4. Please state the methodology used to calculate IC50 values within the Method text.  This was stated in the rebuttal to the reviewers but did not make its way into the manuscript.

The statement was added (line 129-132).

“The half-maximal inhibitory concentration (IC50) was calculated by plotting the increasing concentrations of ZnO vs. the viability of A549 cells (dose-response data).

Y = a * X + b, IC50 = (0.5 - b)/a.

The x-axis (dose) was logarithm-transformed.”

5. Are the observed synergistic mixture effects (Fig. 4 – 8) a product of biological toxicity response, or did the NPs agglomerate differently thus increasing deposited dose to the attached cells? A brief discussion of this could help future investigations into NP mixtures. This was not addressed in the revision.

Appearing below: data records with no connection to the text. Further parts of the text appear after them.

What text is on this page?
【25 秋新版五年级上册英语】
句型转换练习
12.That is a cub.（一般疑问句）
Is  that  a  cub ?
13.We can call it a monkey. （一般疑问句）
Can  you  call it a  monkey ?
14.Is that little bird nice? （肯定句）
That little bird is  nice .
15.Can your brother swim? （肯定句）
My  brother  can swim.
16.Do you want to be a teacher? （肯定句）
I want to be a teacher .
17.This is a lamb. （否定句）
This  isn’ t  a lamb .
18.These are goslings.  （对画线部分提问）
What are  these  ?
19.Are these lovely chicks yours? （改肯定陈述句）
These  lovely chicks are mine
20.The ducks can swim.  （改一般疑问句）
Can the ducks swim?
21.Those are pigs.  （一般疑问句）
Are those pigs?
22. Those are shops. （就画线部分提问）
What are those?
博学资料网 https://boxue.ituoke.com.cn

The agglomerates might play a role in the toxicity that we have seen. Many studies reported that large and dense agglomerates caused more toxic effects than smaller and lighter agglomerates. We do not know how much media those agglomerates contain since we do not know the effective density of the CeO₂-ZnO mixture in the medium. The amount of medium affects the toxicity of the agglomerate too. The presence of ZnO along with CeO₂ could affect the sedimentation rate of CeO₂ too.

6. It was not clear if the citations included in the revised text made it into the References section—please doublecheck.

The references were updated. See Lines: 66, 329, 335, and 337.